Ben Foster stars as Will Shepard, an American hired to map out remote corners of Armenia using advanced satellite technology, and likely, in the film’s perpetual way of suggesting intrigue by relatively subtle means, to do something more sinister as well. He’s paired with Gadarine Najarian (Lubna Azabal), an Armenian photographer returned home from a successful gallery show in Paris, who he keeps running into and who joins him on his cartographic journey.
The characters believably weave in and out of each other’s lives—first at random, and then, after a romance develops, as they search each other out after their numerous separations. Both actors are good at conveying the tentativeness of attraction and the inevitable, though always measured, acceptance of passion. Both also hint at something deeper in the characters: the sort of tightly wound tension beneath the anything-goes casualness that threatens to explode within Will, and the sadness in Gardarine that’s born, presumably, of feeling like an exile in her own country.

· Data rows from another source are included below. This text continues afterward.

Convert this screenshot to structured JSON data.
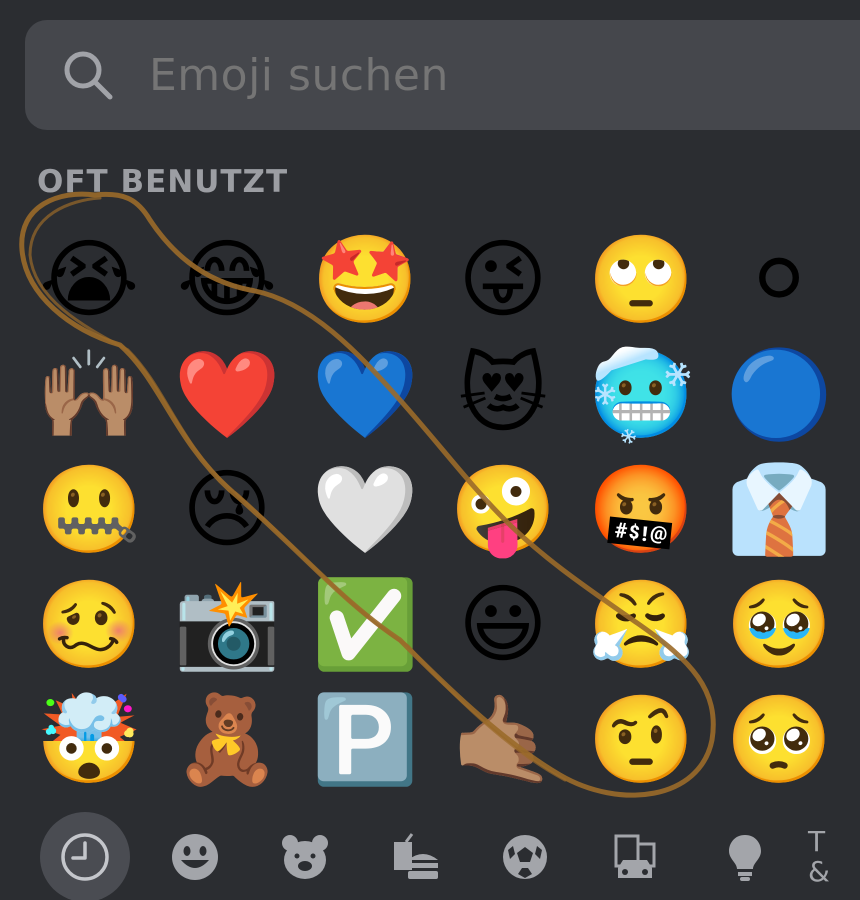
{
  "search": {
    "placeholder": "Emoji suchen",
    "icon": "search-icon"
  },
  "section": {
    "title": "OFT BENUTZT"
  },
  "emojis": [
    {
      "char": "😭",
      "name": "loudly-crying-face"
    },
    {
      "char": "😂",
      "name": "face-with-tears-of-joy"
    },
    {
      "char": "🤩",
      "name": "star-struck"
    },
    {
      "char": "😜",
      "name": "winking-face-with-tongue"
    },
    {
      "char": "🙄",
      "name": "face-with-rolling-eyes"
    },
    {
      "char": "⚪",
      "name": "white-circle"
    },
    {
      "char": "🙌🏽",
      "name": "raising-hands"
    },
    {
      "char": "❤️",
      "name": "red-heart"
    },
    {
      "char": "💙",
      "name": "blue-heart"
    },
    {
      "char": "😻",
      "name": "smiling-cat-with-heart-eyes"
    },
    {
      "char": "🥶",
      "name": "cold-face"
    },
    {
      "char": "🔵",
      "name": "blue-circle"
    },
    {
      "char": "🤐",
      "name": "zipper-mouth-face"
    },
    {
      "char": "😢",
      "name": "crying-face"
    },
    {
      "char": "🤍",
      "name": "white-heart"
    },
    {
      "char": "🤪",
      "name": "zany-face"
    },
    {
      "char": "🤬",
      "name": "face-with-symbols-on-mouth"
    },
    {
      "char": "👔",
      "name": "necktie"
    },
    {
      "char": "🥴",
      "name": "woozy-face"
    },
    {
      "char": "📸",
      "name": "camera-with-flash"
    },
    {
      "char": "✅",
      "name": "check-mark-button"
    },
    {
      "char": "😃",
      "name": "grinning-face-with-big-eyes"
    },
    {
      "char": "😤",
      "name": "face-with-steam-from-nose"
    },
    {
      "char": "🥹",
      "name": "face-holding-back-tears"
    },
    {
      "char": "🤯",
      "name": "exploding-head"
    },
    {
      "char": "🧸",
      "name": "teddy-bear"
    },
    {
      "char": "🅿️",
      "name": "p-button"
    },
    {
      "char": "🤙🏽",
      "name": "call-me-hand"
    },
    {
      "char": "🤨",
      "name": "face-with-raised-eyebrow"
    },
    {
      "char": "🥺",
      "name": "pleading-face"
    }
  ],
  "categories": [
    {
      "icon": "clock-icon",
      "label": "Oft benutzt",
      "active": true
    },
    {
      "icon": "smiley-icon",
      "label": "Smileys & Personen",
      "active": false
    },
    {
      "icon": "bear-icon",
      "label": "Tiere & Natur",
      "active": false
    },
    {
      "icon": "food-icon",
      "label": "Essen & Trinken",
      "active": false
    },
    {
      "icon": "soccer-ball-icon",
      "label": "Aktivität",
      "active": false
    },
    {
      "icon": "car-building-icon",
      "label": "Reisen & Orte",
      "active": false
    },
    {
      "icon": "lightbulb-icon",
      "label": "Objekte",
      "active": false
    },
    {
      "icon": "symbols-icon",
      "label": "Symbole",
      "active": false
    }
  ],
  "symbols_glyph": {
    "line1": "T",
    "line2": "&"
  },
  "colors": {
    "background": "#2b2d31",
    "search_background": "#45474c",
    "text_muted": "#9c9ea3",
    "annotation_stroke": "#9a6a2a"
  }
}
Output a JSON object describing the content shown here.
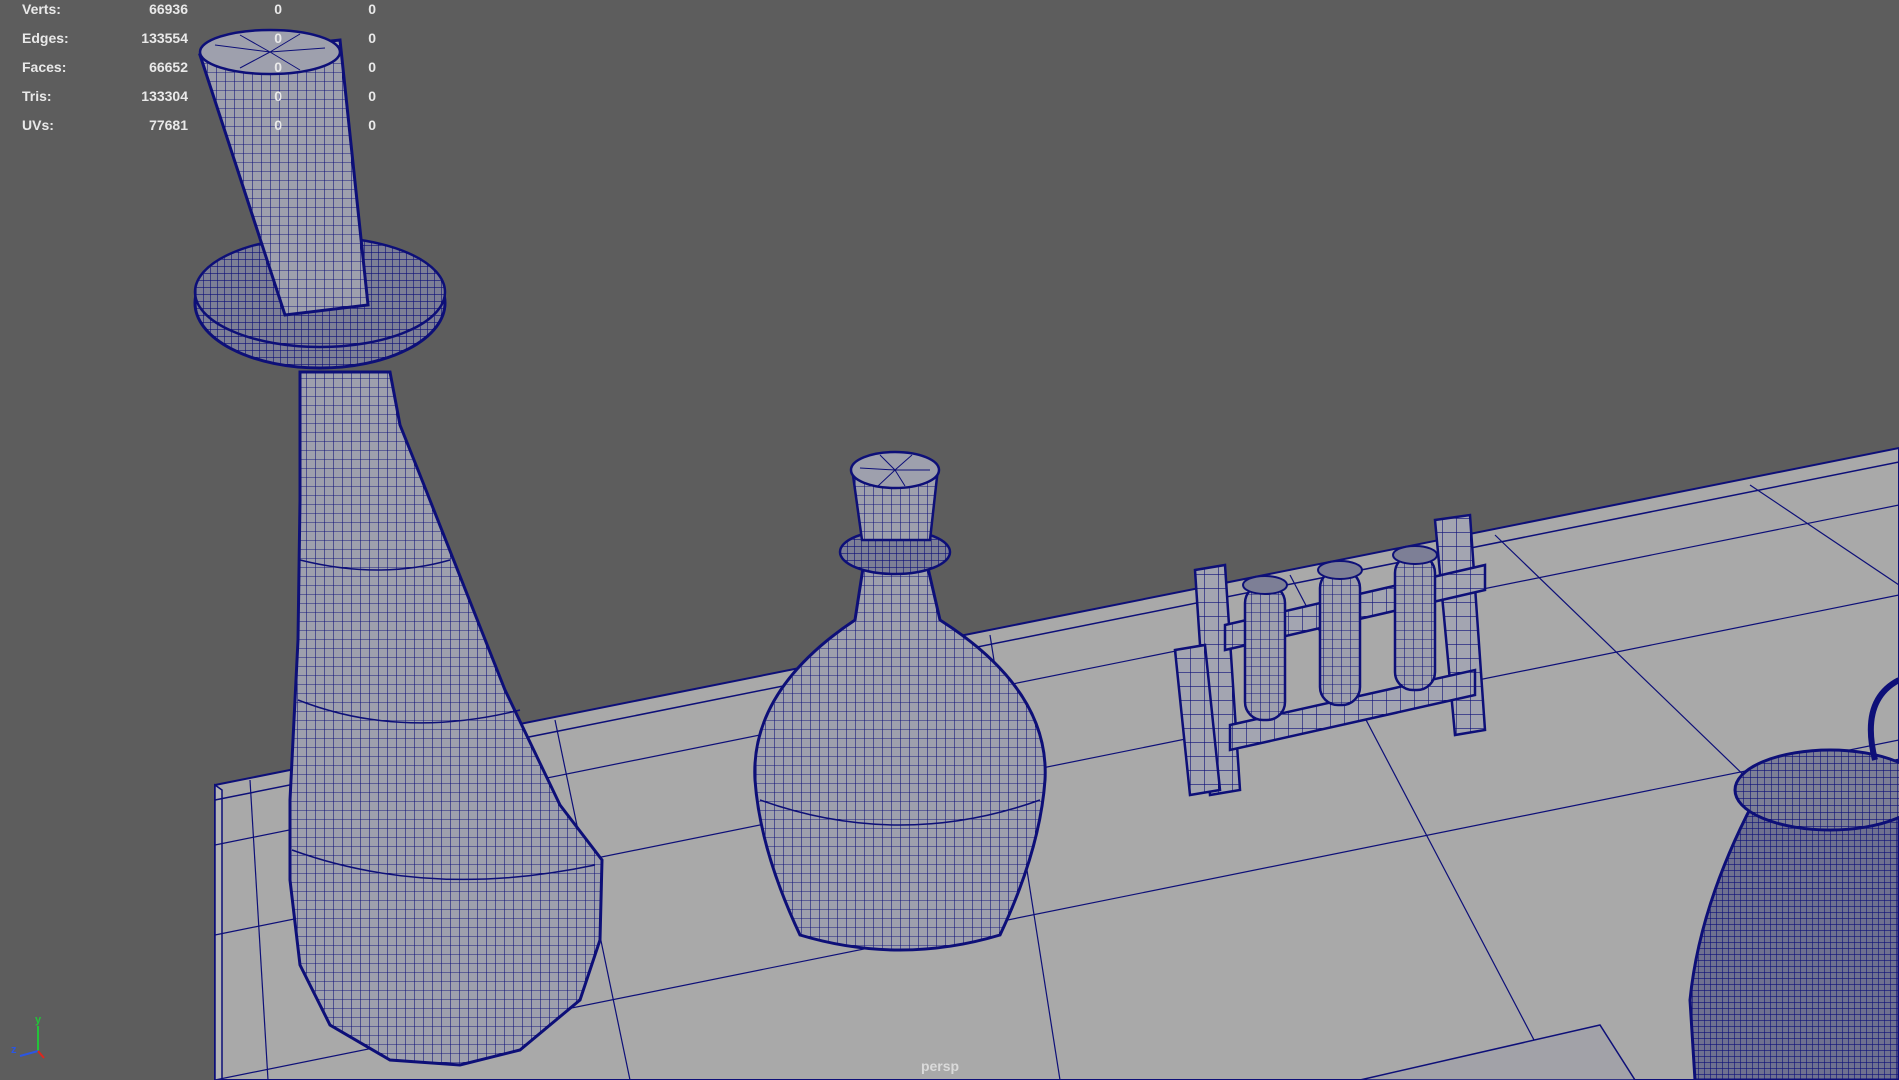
{
  "stats": {
    "rows": [
      {
        "label": "Verts:",
        "total": "66936",
        "selected": "0",
        "extra": "0"
      },
      {
        "label": "Edges:",
        "total": "133554",
        "selected": "0",
        "extra": "0"
      },
      {
        "label": "Faces:",
        "total": "66652",
        "selected": "0",
        "extra": "0"
      },
      {
        "label": "Tris:",
        "total": "133304",
        "selected": "0",
        "extra": "0"
      },
      {
        "label": "UVs:",
        "total": "77681",
        "selected": "0",
        "extra": "0"
      }
    ]
  },
  "viewport": {
    "camera_label": "persp",
    "background_color": "#5d5d5d",
    "wireframe_color": "#0d0f78",
    "surface_color": "#a9a9a9"
  },
  "axis_gizmo": {
    "y": "y",
    "z": "z",
    "x_color": "#e0261c",
    "y_color": "#24c23a",
    "z_color": "#2b56e4"
  },
  "scene_objects": [
    "tall-bottle",
    "round-flask",
    "test-tube-rack",
    "beaker",
    "tabletop"
  ]
}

But, while everything here is mostly unspoken, and the film itself hints at a broader set of concerns than simply two lost souls meeting on foreign ground, Here too often feels like a jumble of ideas that don’t quite cohere.
Scenes of quotidian Armenian life alternate, in often unwieldy fashion, with dangerous border crossings and the sketchy truth of Will’s cartographic project. Thematically, the Coyote-narrated sequences may keep things grounded, but, while they do relate to the story, they feel like too much of an attempt to impose top-down order on a narrative both too messy and not compelling enough in its sense of detail to repay the sense of intrigue that the film continually attempts to build. In one key sequence, Will relates a childhood memory of losing himself (physically, psychically) in the unknown territory of the grape fields his parents worked, as he pines for a moment when experience or terrain didn’t need to be mapped, when finding the edge of the world seemed a likelihood.
That’s the closest the characters come to expressing their disconnect from their present environment (and to be fair, outright statements of existential despair are rarely a successful strategy for good cinema), but it still feels like the film is doing too deliberate a job of withholding, while not giving us quite enough to connect to these characters and their situation. But at least for this one moment, as Foster intones wistfully and Azabal strokes his beard, the possibilities and dangers of a world without borders, open to the imagination impress themselves forcefully.